La question de la succession est souvent source de préoccupations pour les couples. En particulier, le choix de déshériter son conjoint peut être difficile à envisager et à mettre en œuvre. Dans cet article, nous vous expliquerons les implications juridiques et financières de cette décision, ainsi que les différentes solutions possibles pour parvenir à vos objectifs patrimoniaux.
Les règles légales concernant l’héritage entre époux
En France, la loi protège le conjoint survivant en lui accordant des droits sur la succession du défunt. Ces droits varient en fonction du régime matrimonial et de la présence ou non d’enfants issus du couple ou d’une précédente union.
Selon l’article 757 du Code civil, si le défunt n’a pas d’enfants, son conjoint survivant recueille l’intégralité de sa succession. Si le défunt a des enfants communs avec le conjoint survivant, ce dernier reçoit soit l’usufruit de la totalité des biens existants (c’est-à-dire le droit d’utiliser ces biens et d’en percevoir les revenus), soit un quart des biens en pleine propriété. Enfin, si le défunt a des enfants issus d’une autre union, le conjoint survivant ne peut prétendre qu’à un quart de la succession en pleine propriété.

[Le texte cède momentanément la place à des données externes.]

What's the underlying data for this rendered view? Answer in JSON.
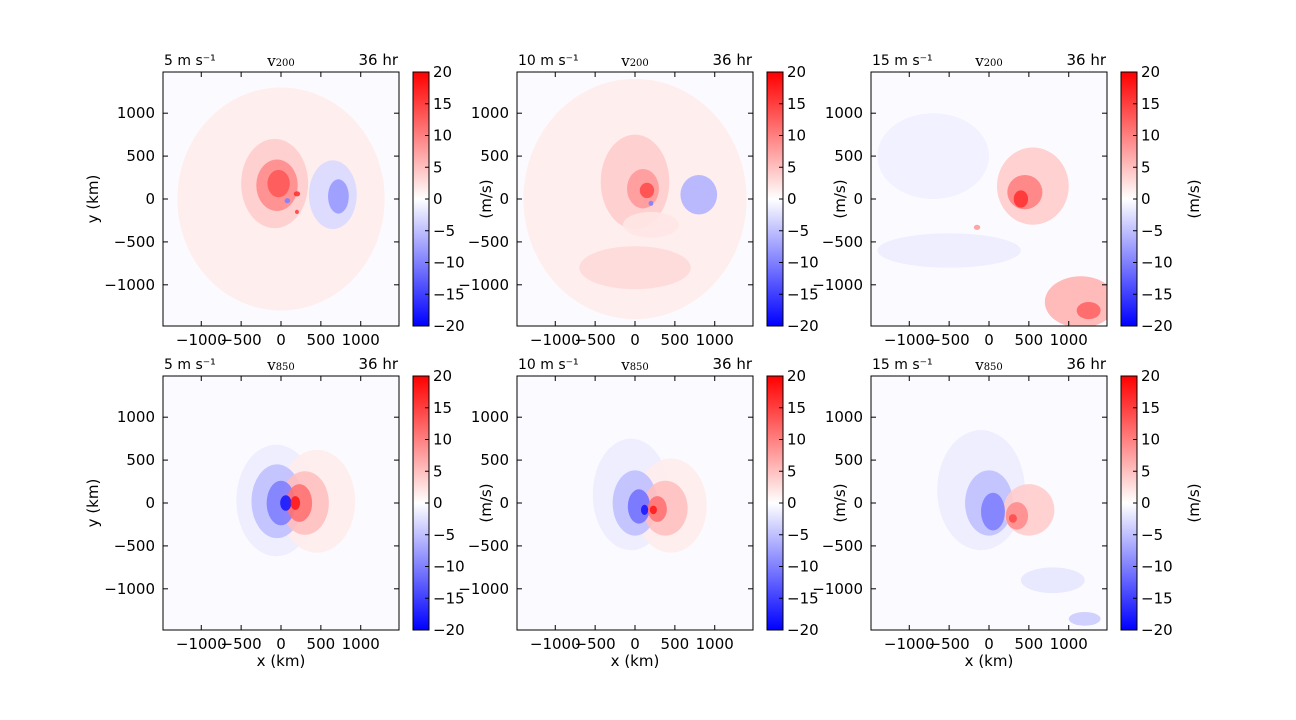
{
  "figure": {
    "xlabel": "x (km)",
    "ylabel": "y (km)",
    "colorbar_label": "(m/s)",
    "time_label": "36 hr"
  },
  "colorscale": {
    "min": -20,
    "max": 20,
    "negative": "#0000ff",
    "zero": "#ffffff",
    "positive": "#ff0000"
  },
  "chart_data": [
    {
      "type": "heatmap",
      "shear_label": "5 m s⁻¹",
      "level_var": "v",
      "level_sub": "200",
      "time": "36 hr",
      "xticks": [
        "−1000",
        "−500",
        "0",
        "500",
        "1000"
      ],
      "yticks": [
        "1000",
        "500",
        "0",
        "−500",
        "−1000"
      ],
      "cbar_ticks": [
        "20",
        "15",
        "10",
        "5",
        "0",
        "−5",
        "−10",
        "−15",
        "−20"
      ],
      "xlim": [
        -1480,
        1480
      ],
      "ylim": [
        -1480,
        1480
      ],
      "blobs": [
        {
          "x": -80,
          "y": 180,
          "rx": 420,
          "ry": 520,
          "v": 4
        },
        {
          "x": -50,
          "y": 160,
          "rx": 260,
          "ry": 300,
          "v": 9
        },
        {
          "x": -30,
          "y": 180,
          "rx": 140,
          "ry": 160,
          "v": 13
        },
        {
          "x": 650,
          "y": 50,
          "rx": 300,
          "ry": 400,
          "v": -3
        },
        {
          "x": 720,
          "y": 30,
          "rx": 130,
          "ry": 200,
          "v": -8
        },
        {
          "x": 200,
          "y": 60,
          "rx": 40,
          "ry": 30,
          "v": 16
        },
        {
          "x": 80,
          "y": -20,
          "rx": 35,
          "ry": 30,
          "v": -10
        },
        {
          "x": 200,
          "y": -150,
          "rx": 25,
          "ry": 25,
          "v": 15
        },
        {
          "x": 0,
          "y": 0,
          "rx": 1300,
          "ry": 1300,
          "v": 1.5
        }
      ]
    },
    {
      "type": "heatmap",
      "shear_label": "10 m s⁻¹",
      "level_var": "v",
      "level_sub": "200",
      "time": "36 hr",
      "xticks": [
        "−1000",
        "−500",
        "0",
        "500",
        "1000"
      ],
      "yticks": [
        "1000",
        "500",
        "0",
        "−500",
        "−1000"
      ],
      "cbar_ticks": [
        "20",
        "15",
        "10",
        "5",
        "0",
        "−5",
        "−10",
        "−15",
        "−20"
      ],
      "xlim": [
        -1480,
        1480
      ],
      "ylim": [
        -1480,
        1480
      ],
      "blobs": [
        {
          "x": 0,
          "y": 200,
          "rx": 430,
          "ry": 550,
          "v": 4
        },
        {
          "x": 100,
          "y": 120,
          "rx": 200,
          "ry": 230,
          "v": 8
        },
        {
          "x": 150,
          "y": 100,
          "rx": 90,
          "ry": 90,
          "v": 14
        },
        {
          "x": 200,
          "y": -50,
          "rx": 30,
          "ry": 30,
          "v": -10
        },
        {
          "x": 800,
          "y": 50,
          "rx": 230,
          "ry": 230,
          "v": -6
        },
        {
          "x": 200,
          "y": -300,
          "rx": 350,
          "ry": 150,
          "v": 2
        },
        {
          "x": 0,
          "y": -800,
          "rx": 700,
          "ry": 250,
          "v": 3
        },
        {
          "x": 0,
          "y": 0,
          "rx": 1400,
          "ry": 1400,
          "v": 1.5
        }
      ]
    },
    {
      "type": "heatmap",
      "shear_label": "15 m s⁻¹",
      "level_var": "v",
      "level_sub": "200",
      "time": "36 hr",
      "xticks": [
        "−1000",
        "−500",
        "0",
        "500",
        "1000"
      ],
      "yticks": [
        "1000",
        "500",
        "0",
        "−500",
        "−1000"
      ],
      "cbar_ticks": [
        "20",
        "15",
        "10",
        "5",
        "0",
        "−5",
        "−10",
        "−15",
        "−20"
      ],
      "xlim": [
        -1480,
        1480
      ],
      "ylim": [
        -1480,
        1480
      ],
      "blobs": [
        {
          "x": 550,
          "y": 150,
          "rx": 450,
          "ry": 450,
          "v": 4
        },
        {
          "x": 450,
          "y": 80,
          "rx": 220,
          "ry": 200,
          "v": 10
        },
        {
          "x": 400,
          "y": 0,
          "rx": 90,
          "ry": 100,
          "v": 16
        },
        {
          "x": 1150,
          "y": -1200,
          "rx": 450,
          "ry": 300,
          "v": 6
        },
        {
          "x": 1250,
          "y": -1300,
          "rx": 150,
          "ry": 100,
          "v": 12
        },
        {
          "x": -500,
          "y": -600,
          "rx": 900,
          "ry": 200,
          "v": -1.5
        },
        {
          "x": -700,
          "y": 500,
          "rx": 700,
          "ry": 500,
          "v": -1.2
        },
        {
          "x": -150,
          "y": -330,
          "rx": 40,
          "ry": 30,
          "v": 8
        }
      ]
    },
    {
      "type": "heatmap",
      "shear_label": "5 m s⁻¹",
      "level_var": "v",
      "level_sub": "850",
      "time": "36 hr",
      "xticks": [
        "−1000",
        "−500",
        "0",
        "500",
        "1000"
      ],
      "yticks": [
        "1000",
        "500",
        "0",
        "−500",
        "−1000"
      ],
      "cbar_ticks": [
        "20",
        "15",
        "10",
        "5",
        "0",
        "−5",
        "−10",
        "−15",
        "−20"
      ],
      "xlim": [
        -1480,
        1480
      ],
      "ylim": [
        -1480,
        1480
      ],
      "blobs": [
        {
          "x": -60,
          "y": 30,
          "rx": 500,
          "ry": 650,
          "v": -1.5
        },
        {
          "x": 450,
          "y": 20,
          "rx": 480,
          "ry": 600,
          "v": 1.5
        },
        {
          "x": -50,
          "y": 20,
          "rx": 320,
          "ry": 430,
          "v": -5
        },
        {
          "x": 0,
          "y": 0,
          "rx": 180,
          "ry": 260,
          "v": -10
        },
        {
          "x": 60,
          "y": 0,
          "rx": 70,
          "ry": 90,
          "v": -18
        },
        {
          "x": 300,
          "y": 0,
          "rx": 300,
          "ry": 370,
          "v": 5
        },
        {
          "x": 230,
          "y": 0,
          "rx": 160,
          "ry": 220,
          "v": 11
        },
        {
          "x": 180,
          "y": 0,
          "rx": 60,
          "ry": 80,
          "v": 18
        }
      ]
    },
    {
      "type": "heatmap",
      "shear_label": "10 m s⁻¹",
      "level_var": "v",
      "level_sub": "850",
      "time": "36 hr",
      "xticks": [
        "−1000",
        "−500",
        "0",
        "500",
        "1000"
      ],
      "yticks": [
        "1000",
        "500",
        "0",
        "−500",
        "−1000"
      ],
      "cbar_ticks": [
        "20",
        "15",
        "10",
        "5",
        "0",
        "−5",
        "−10",
        "−15",
        "−20"
      ],
      "xlim": [
        -1480,
        1480
      ],
      "ylim": [
        -1480,
        1480
      ],
      "blobs": [
        {
          "x": -50,
          "y": 100,
          "rx": 480,
          "ry": 650,
          "v": -1.5
        },
        {
          "x": 450,
          "y": -30,
          "rx": 450,
          "ry": 550,
          "v": 1.5
        },
        {
          "x": 0,
          "y": 0,
          "rx": 280,
          "ry": 380,
          "v": -5
        },
        {
          "x": 50,
          "y": -40,
          "rx": 140,
          "ry": 200,
          "v": -11
        },
        {
          "x": 120,
          "y": -80,
          "rx": 45,
          "ry": 60,
          "v": -18
        },
        {
          "x": 380,
          "y": -60,
          "rx": 280,
          "ry": 320,
          "v": 5
        },
        {
          "x": 280,
          "y": -70,
          "rx": 120,
          "ry": 150,
          "v": 11
        },
        {
          "x": 230,
          "y": -80,
          "rx": 45,
          "ry": 50,
          "v": 18
        }
      ]
    },
    {
      "type": "heatmap",
      "shear_label": "15 m s⁻¹",
      "level_var": "v",
      "level_sub": "850",
      "time": "36 hr",
      "xticks": [
        "−1000",
        "−500",
        "0",
        "500",
        "1000"
      ],
      "yticks": [
        "1000",
        "500",
        "0",
        "−500",
        "−1000"
      ],
      "cbar_ticks": [
        "20",
        "15",
        "10",
        "5",
        "0",
        "−5",
        "−10",
        "−15",
        "−20"
      ],
      "xlim": [
        -1480,
        1480
      ],
      "ylim": [
        -1480,
        1480
      ],
      "blobs": [
        {
          "x": -100,
          "y": 150,
          "rx": 550,
          "ry": 700,
          "v": -1.5
        },
        {
          "x": 0,
          "y": 0,
          "rx": 300,
          "ry": 380,
          "v": -5
        },
        {
          "x": 50,
          "y": -100,
          "rx": 150,
          "ry": 220,
          "v": -10
        },
        {
          "x": 500,
          "y": -80,
          "rx": 320,
          "ry": 300,
          "v": 4
        },
        {
          "x": 350,
          "y": -150,
          "rx": 140,
          "ry": 160,
          "v": 9
        },
        {
          "x": 300,
          "y": -180,
          "rx": 50,
          "ry": 50,
          "v": 14
        },
        {
          "x": 800,
          "y": -900,
          "rx": 400,
          "ry": 150,
          "v": -2
        },
        {
          "x": 1200,
          "y": -1350,
          "rx": 200,
          "ry": 80,
          "v": -4
        }
      ]
    }
  ]
}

Ces règles sont établies par défaut et s’appliquent si aucune disposition testamentaire n’a été prise par le défunt. Toutefois, il est possible de déroger à ces règles en rédigeant un testament afin d’organiser différemment sa succession et éventuellement déshériter son conjoint.
Déshériter son conjoint : une démarche encadrée par la loi
Il est important de souligner que la législation française ne permet pas de déshériter totalement son conjoint. En effet, ce dernier bénéficie d’un droit légal appelé « réserve héréditaire », qui lui assure une part minimale de la succession du défunt.
La réserve héréditaire du conjoint survivant est fixée à un quart des biens en pleine propriété si le défunt a des enfants, et à la moitié des biens si le défunt n’a pas d’enfants. Ainsi, même si vous exprimez dans votre testament le souhait de déshériter votre époux(se), celui-ci pourra toujours prétendre à cette réserve héréditaire.
Toutefois, il est possible de réduire les droits du conjoint survivant au strict minimum légal en prévoyant une attribution plus importante à d’autres héritiers (par exemple, vos enfants ou des tiers). Pour cela, vous pouvez faire usage de votre quotité disponible, c’est-à-dire la part de votre patrimoine que vous êtes libre de transmettre à qui bon vous semble.
Les solutions pour limiter les droits du conjoint survivant
Pour atteindre l’objectif de déshériter son conjoint tout en respectant les limites imposées par la loi, plusieurs options s’offrent à vous :
- La donation entre époux : il est possible de prévoir une donation entre époux qui limite les droits du conjoint survivant à la réserve héréditaire. Cette donation doit être consentie par acte notarié et peut être révoquée à tout moment.
- Le testament : vous pouvez rédiger un testament dans lequel vous attribuez la totalité de votre quotité disponible à d’autres bénéficiaires que votre conjoint (par exemple, vos enfants ou des tiers). Attention toutefois à bien respecter les règles de répartition entre les différents héritiers, notamment en ce qui concerne les droits des enfants.
- La renonciation anticipée à l’action en réduction : cette solution consiste pour le conjoint survivant à renoncer, de son vivant, à exercer une action en réduction sur la part de succession excédant sa réserve héréditaire. Cela permet au défunt de léguer davantage de biens à d’autres héritiers sans craindre une contestation ultérieure.
Les conséquences d’une telle décision
Déshériter son conjoint peut avoir des conséquences importantes sur le plan familial et financier. Il est donc essentiel d’évaluer attentivement les implications d’une telle démarche avant de prendre une décision.
Sur le plan familial, déshériter son conjoint peut engendrer des tensions et des conflits au sein du couple et avec les autres membres de la famille. Il est donc important d’en discuter avec votre époux(se) et d’expliquer clairement vos motivations.
Sur le plan financier, déshériter son conjoint peut avoir des conséquences sur sa situation patrimoniale et sur sa capacité à subvenir à ses besoins. Il est donc important de bien évaluer les ressources dont disposera votre conjoint après votre décès et de prendre en compte les éventuelles charges qui pèseront sur lui (par exemple, la prise en charge de vos enfants en commun).
Enfin, il convient de rappeler que déshériter son conjoint n’est pas une décision irréversible. Vous pouvez toujours revenir sur cette décision en modifiant votre testament ou en révoquant la donation entre époux.
Dans tous les cas, il est vivement conseillé de consulter un avocat spécialisé en droit des successions pour vous accompagner dans cette démarche et vous aider à trouver la solution la plus adaptée à votre situation personnelle.